Estos precedentes encuadraron la actitud vigorosamente positiva de la Santa Sede cuando aprobó la medida de la Junta Central Gubernativa del 11 de mayo de 1844 de restablecer la catedral a «su antiguo ser y Estado» y el nombramiento de Tomás de Portes e Infante como arzobispo metropolitano de Santo Domingo. Y la solicitud que hizo después de manera formal el Presidente Pedro Santana al Papa Gregorio XVI en carta datada el 26 de marzo de 1845. El sucesor de éste Pío IX atendió y acogió con beneplácito la presentación de Santana, la cual calificó de «esclarecida recomendación», y nombró a Portes arzobispo de Santo Domingo por la Bula Divina disponente Clementia, datada en Roma el 13 de febrero de 1847.

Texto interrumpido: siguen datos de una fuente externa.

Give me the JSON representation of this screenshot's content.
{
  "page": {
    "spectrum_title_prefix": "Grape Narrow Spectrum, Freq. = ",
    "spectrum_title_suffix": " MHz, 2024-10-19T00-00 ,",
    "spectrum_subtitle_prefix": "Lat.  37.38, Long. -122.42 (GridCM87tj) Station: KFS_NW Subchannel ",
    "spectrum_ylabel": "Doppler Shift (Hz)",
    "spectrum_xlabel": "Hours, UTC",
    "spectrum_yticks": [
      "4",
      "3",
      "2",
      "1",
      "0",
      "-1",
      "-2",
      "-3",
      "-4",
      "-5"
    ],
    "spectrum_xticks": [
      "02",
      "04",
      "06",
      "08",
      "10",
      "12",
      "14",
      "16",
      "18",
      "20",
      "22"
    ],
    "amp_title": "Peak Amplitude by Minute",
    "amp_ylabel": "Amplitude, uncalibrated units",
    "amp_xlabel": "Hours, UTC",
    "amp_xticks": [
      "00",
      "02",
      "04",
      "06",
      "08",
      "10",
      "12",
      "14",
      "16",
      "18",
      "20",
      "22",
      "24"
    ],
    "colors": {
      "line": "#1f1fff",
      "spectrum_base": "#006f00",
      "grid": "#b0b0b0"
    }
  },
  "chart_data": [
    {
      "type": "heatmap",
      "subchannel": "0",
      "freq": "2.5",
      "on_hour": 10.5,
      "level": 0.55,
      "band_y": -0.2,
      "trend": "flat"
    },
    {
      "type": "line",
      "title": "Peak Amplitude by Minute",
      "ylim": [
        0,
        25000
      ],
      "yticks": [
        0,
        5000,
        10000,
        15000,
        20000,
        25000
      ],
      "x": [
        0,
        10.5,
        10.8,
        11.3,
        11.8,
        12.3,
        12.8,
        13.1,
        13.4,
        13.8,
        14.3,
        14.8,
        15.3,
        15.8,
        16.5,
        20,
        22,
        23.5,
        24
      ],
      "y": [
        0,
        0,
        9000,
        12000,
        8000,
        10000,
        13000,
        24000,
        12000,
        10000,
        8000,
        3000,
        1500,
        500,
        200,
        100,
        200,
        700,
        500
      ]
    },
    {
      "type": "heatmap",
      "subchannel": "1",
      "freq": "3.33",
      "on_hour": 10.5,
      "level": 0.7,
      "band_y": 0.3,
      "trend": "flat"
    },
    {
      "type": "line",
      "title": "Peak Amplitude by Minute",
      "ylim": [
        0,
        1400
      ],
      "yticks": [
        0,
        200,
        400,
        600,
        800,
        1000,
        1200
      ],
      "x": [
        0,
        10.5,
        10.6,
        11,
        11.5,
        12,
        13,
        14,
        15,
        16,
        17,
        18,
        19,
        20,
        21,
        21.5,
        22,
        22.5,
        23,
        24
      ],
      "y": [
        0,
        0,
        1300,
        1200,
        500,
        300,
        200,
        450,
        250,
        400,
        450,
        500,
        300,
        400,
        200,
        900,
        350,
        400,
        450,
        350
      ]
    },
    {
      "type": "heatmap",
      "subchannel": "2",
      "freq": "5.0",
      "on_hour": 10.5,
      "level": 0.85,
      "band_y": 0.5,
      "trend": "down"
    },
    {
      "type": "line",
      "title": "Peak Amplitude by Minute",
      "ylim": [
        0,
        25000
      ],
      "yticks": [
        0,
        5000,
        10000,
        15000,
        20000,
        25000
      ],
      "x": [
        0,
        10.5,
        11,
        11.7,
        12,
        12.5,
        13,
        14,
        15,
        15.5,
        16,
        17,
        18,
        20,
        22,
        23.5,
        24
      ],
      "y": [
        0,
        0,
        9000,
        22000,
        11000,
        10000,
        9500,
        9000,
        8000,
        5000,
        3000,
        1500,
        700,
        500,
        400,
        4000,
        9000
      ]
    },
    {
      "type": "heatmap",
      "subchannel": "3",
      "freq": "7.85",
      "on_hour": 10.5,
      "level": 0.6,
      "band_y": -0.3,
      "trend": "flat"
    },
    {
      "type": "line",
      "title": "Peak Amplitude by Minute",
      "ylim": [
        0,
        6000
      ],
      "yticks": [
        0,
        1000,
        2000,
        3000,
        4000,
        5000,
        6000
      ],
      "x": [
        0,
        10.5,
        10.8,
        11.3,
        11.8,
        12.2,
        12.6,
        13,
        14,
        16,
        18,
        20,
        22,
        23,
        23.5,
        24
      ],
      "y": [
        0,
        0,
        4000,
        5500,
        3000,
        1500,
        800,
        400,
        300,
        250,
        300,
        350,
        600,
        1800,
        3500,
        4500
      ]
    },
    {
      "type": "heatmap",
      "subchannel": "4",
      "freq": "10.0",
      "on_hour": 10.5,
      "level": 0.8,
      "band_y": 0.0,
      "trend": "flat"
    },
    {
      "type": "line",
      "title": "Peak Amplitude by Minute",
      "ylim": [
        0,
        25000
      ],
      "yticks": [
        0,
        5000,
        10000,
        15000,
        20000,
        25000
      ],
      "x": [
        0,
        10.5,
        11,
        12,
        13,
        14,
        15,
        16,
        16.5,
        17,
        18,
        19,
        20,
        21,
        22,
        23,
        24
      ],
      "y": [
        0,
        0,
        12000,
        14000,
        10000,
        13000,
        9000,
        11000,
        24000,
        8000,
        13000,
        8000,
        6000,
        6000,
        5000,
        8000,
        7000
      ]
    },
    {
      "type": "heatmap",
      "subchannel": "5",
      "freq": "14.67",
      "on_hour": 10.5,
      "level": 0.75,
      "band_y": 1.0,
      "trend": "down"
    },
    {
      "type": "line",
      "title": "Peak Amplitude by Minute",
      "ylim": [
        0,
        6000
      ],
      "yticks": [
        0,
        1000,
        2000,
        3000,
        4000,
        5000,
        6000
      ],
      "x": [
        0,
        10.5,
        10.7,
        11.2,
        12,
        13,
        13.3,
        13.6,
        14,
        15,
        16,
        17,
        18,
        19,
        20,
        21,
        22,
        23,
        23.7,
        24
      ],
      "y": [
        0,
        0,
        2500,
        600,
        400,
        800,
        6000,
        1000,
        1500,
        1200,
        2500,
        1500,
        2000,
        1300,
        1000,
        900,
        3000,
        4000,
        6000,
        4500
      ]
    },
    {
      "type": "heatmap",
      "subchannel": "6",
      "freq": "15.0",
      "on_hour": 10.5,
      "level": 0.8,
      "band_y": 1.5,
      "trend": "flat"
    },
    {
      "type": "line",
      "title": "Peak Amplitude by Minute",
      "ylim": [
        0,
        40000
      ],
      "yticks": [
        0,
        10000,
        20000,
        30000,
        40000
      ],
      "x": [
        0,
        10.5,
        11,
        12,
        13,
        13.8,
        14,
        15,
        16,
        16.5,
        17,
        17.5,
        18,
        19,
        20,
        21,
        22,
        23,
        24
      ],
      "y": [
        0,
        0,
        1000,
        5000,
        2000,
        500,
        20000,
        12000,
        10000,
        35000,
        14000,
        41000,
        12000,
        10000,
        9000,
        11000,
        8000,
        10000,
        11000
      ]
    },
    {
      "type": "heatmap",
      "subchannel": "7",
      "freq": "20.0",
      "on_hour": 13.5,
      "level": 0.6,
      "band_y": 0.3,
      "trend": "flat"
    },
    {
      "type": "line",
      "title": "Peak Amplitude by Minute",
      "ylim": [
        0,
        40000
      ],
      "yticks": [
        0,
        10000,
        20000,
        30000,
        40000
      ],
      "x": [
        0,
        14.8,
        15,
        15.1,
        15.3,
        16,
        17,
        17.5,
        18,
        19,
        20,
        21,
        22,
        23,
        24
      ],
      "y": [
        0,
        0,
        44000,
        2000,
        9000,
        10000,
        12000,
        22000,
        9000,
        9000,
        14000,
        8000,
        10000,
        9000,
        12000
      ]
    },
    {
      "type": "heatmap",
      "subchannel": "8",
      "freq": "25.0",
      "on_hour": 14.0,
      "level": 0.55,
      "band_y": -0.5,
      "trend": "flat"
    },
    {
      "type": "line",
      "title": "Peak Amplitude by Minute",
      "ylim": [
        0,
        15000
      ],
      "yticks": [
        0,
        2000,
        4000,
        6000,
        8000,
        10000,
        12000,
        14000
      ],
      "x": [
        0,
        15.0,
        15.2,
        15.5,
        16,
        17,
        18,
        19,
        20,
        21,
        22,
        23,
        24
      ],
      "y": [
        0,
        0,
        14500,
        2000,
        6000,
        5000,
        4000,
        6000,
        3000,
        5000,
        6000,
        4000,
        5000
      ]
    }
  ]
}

Portes fue consagrado el 12 de noviembre de 1848 por Juan Martín Niewindt, obispo de Cytrium y Vicario Apostólico de Curazao. Por el decreto del 23 de marzo de 1851 el Congreso Nacional interpretó la confirmación del Romano Pontífice a la presentación de Portes por el Presidente Santana, como el reconocimiento de la Santa Sede del Patronato en la nación dominicana, idea que compartimos, como antes hemos visto, y además consideramos este hecho, como un efecto derivado, de una causa eficiente, es decir, el reconocimiento por parte de la Silla Apostólica a la existencia de la República Dominicana, como un Estado soberano e independiente.